In May last year, the government clarified the position of EVs among other vehicles on the road, and stated that they would be differentiated by a green license board.
The green license board was to ensure the identification of EVs at a distance. EVs are said to be given preferential treatment in terms of parking, free entry in congested areas and concessional tolls. The move was made as a part of trying to increase the adoption of EVs among the population.
More recently, the Government issued guidelines in the form of amendments to model building bye-laws and Urban Regional Development Plans Formulation and Implementation Guidelines in order to make room for the infrastructure required for EVs.
The government specified under the new guidelines that there was a need for charging stations for EVs to be setup across the country, with the move looking to reduce the number of ICVs and increase EV usage to 25% of transportation.

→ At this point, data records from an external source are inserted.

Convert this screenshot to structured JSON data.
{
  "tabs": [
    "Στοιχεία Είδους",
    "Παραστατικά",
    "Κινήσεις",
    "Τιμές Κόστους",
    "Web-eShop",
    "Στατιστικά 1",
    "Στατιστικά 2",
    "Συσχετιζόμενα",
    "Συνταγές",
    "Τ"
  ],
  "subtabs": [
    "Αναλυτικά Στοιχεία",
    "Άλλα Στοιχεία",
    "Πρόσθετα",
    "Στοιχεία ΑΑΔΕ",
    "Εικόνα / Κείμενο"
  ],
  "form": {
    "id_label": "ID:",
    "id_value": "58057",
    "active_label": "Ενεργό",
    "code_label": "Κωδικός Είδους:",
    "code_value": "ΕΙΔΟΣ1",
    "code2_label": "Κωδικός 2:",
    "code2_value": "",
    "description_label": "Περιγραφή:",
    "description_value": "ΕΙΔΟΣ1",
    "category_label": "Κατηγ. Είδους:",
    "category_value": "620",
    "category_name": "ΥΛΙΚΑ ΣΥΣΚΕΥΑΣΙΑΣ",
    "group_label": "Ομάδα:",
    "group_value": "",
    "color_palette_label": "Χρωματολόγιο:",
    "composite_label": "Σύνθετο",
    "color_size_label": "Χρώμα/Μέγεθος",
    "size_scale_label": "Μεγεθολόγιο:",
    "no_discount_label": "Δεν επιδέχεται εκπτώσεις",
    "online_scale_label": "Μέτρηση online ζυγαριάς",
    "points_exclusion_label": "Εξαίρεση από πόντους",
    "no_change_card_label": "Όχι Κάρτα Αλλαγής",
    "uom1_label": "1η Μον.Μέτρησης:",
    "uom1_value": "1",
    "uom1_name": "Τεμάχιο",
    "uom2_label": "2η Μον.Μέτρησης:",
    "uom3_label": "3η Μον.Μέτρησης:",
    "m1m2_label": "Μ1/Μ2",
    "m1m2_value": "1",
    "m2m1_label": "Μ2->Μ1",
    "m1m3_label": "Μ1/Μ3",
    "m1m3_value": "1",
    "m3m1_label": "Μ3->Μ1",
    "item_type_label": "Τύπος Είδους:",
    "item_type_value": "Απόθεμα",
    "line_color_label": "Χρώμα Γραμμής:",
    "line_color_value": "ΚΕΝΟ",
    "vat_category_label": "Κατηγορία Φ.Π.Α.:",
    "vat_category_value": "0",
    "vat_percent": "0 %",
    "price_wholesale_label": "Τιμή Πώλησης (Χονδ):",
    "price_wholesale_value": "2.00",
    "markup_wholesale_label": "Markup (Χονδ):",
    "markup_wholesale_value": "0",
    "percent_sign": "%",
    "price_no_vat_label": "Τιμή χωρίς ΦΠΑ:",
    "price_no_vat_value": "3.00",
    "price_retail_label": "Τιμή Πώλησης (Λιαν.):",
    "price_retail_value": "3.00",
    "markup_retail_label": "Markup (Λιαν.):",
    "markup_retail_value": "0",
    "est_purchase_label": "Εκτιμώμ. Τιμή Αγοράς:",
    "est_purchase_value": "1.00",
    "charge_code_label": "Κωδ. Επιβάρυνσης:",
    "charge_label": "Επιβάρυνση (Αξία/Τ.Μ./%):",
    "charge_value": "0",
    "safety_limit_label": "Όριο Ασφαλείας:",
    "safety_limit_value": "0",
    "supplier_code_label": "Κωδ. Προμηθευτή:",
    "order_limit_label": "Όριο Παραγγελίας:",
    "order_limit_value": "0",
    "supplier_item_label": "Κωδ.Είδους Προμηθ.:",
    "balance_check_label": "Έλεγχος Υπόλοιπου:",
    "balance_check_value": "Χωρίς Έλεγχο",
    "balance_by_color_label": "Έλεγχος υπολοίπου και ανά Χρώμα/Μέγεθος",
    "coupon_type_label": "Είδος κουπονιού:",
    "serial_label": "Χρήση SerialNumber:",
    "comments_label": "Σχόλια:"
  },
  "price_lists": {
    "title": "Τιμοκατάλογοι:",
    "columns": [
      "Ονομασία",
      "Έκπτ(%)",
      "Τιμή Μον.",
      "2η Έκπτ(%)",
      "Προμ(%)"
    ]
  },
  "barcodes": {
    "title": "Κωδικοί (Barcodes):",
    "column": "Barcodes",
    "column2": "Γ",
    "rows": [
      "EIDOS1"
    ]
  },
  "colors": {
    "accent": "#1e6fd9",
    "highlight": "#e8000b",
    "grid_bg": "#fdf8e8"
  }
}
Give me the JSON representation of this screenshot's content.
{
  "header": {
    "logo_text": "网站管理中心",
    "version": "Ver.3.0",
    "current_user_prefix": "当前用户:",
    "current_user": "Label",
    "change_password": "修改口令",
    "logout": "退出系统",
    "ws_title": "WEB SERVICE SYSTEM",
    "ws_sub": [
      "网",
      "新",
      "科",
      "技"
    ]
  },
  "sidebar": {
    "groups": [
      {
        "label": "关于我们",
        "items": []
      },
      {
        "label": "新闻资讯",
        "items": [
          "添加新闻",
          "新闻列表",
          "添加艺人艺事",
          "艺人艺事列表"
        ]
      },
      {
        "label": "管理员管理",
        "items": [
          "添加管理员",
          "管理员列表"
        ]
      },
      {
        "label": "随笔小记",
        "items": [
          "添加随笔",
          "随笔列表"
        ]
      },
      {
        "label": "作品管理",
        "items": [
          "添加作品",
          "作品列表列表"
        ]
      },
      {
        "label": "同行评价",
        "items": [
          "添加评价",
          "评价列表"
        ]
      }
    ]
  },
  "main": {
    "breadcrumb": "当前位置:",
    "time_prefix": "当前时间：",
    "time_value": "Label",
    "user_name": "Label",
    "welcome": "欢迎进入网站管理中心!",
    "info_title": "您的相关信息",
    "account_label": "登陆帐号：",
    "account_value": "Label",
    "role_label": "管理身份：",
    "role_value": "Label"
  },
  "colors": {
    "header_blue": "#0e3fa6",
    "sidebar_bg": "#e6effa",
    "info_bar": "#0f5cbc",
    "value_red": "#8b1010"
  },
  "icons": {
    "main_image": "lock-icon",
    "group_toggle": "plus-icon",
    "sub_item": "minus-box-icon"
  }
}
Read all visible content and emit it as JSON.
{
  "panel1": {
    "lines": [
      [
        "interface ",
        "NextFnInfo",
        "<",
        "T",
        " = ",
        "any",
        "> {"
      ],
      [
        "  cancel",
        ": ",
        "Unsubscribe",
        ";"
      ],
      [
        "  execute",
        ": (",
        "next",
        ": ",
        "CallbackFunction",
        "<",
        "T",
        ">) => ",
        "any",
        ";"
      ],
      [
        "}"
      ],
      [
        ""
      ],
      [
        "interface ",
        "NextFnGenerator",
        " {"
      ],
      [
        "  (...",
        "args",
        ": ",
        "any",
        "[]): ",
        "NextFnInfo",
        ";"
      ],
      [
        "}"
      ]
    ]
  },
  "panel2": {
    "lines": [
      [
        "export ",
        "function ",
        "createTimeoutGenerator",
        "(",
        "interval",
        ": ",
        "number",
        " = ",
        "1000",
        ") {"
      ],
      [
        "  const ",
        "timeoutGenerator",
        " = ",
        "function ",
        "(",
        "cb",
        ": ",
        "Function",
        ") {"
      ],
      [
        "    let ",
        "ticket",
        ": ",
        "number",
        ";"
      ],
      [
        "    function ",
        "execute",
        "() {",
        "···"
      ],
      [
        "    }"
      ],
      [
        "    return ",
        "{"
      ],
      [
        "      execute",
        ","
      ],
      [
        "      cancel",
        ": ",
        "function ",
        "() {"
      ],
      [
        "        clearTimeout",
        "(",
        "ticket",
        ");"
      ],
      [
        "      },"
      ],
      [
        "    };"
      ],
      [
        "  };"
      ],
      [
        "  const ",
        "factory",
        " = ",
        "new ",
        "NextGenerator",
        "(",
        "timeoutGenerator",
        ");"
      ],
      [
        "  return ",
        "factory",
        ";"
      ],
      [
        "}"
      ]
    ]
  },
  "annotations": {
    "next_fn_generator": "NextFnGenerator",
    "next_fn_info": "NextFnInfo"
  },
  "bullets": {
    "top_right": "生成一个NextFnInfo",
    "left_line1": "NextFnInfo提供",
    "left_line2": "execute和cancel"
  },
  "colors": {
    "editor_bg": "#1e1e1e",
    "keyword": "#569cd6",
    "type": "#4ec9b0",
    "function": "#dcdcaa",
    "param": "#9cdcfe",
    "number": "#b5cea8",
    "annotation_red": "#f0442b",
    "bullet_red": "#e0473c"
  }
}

Under these amendments, public charging stations will be set up on at every 25 kms, with fast charging stations for buses and trucks at every 100 kms. The country also aims to achieve ‘full electric mobility’ by the year 2030 in order to curb the rise of fossil fuel-powered cars.
Startups Ride The Wave
The Green Wave began with startups looking to capitalise on what was looking to be a quickly emerging vertical. Mahindra was already an established player in the space owing to their production of the E2O electric car. This product carried on the philosophy of Reva, which was acquired by Mahindra in 2010.
However, the market still has place for a lot of other players, such as Mobycy, an electric scooter and e-bike sharing service, e-Hiran, an electric cycle company, Yulu and PEDL, which both operate in similar markets of lending bicycles and electric scooters. These startups began popping up left right and centre, leading to wide adoption by individuals all around the country in the face of rising traffic and pollution levels.
Other companies also began jumping on the bandwagon, with cab taxi aggregator Ola also detailing its plans with a dedicated business only for EVs. This division, dubbed Ola Electric Mobility, has already set up various infrastructure such as charging stations and OEMs for batteries and parts.
Lastly, Swiggy’s main rival, Zomato has also entered the EV fray with goals to deploy electric bikes in 12 cities in conjunction with many EV startups. With over 5000 cyclists on their payroll, Zomato is already beginning to see the benefits.
Swiggy’s Green Masterstroke
Swiggy has been in the green zone ever since it introduced bicycles to its fleet over 2 years ago, it had yet to enter the EV space. Now, with this pilot, Swiggy aims to not only be more sustainable, but also provide a better bottomline for their delivery partners.
With the move being carried out in 10 cities, Swiggy said that it was possible for delivery partners to reduce their running cost by up to 40%, leading to a better payouts for the partners. The cost of purchase will be borne by the partners, who will eventually see better earnings owing to their use of EVs.
In Delhi and Lucknow, Swiggy has already deployed e-rickshaws to undertake deliveries. Reportedly, the company is fulfilling over 1.5 million orders every month on mechanical cycles alone, with the majority of them being in Bengaluru.
The cyclist fleet is spread over 54 cities, and consists of 10,000 partners. The move also allowed partners to deliver meals faster than bikes or scooters in some cities. Srivats TS, the VP of Marketing for Swiggy, said in a statement,
“With the future heading towards more eco-friendly modes of transport, cycle and EV logistics will be the next game changer in food-tech and Swiggy wants to be at the forefront of driving that change.”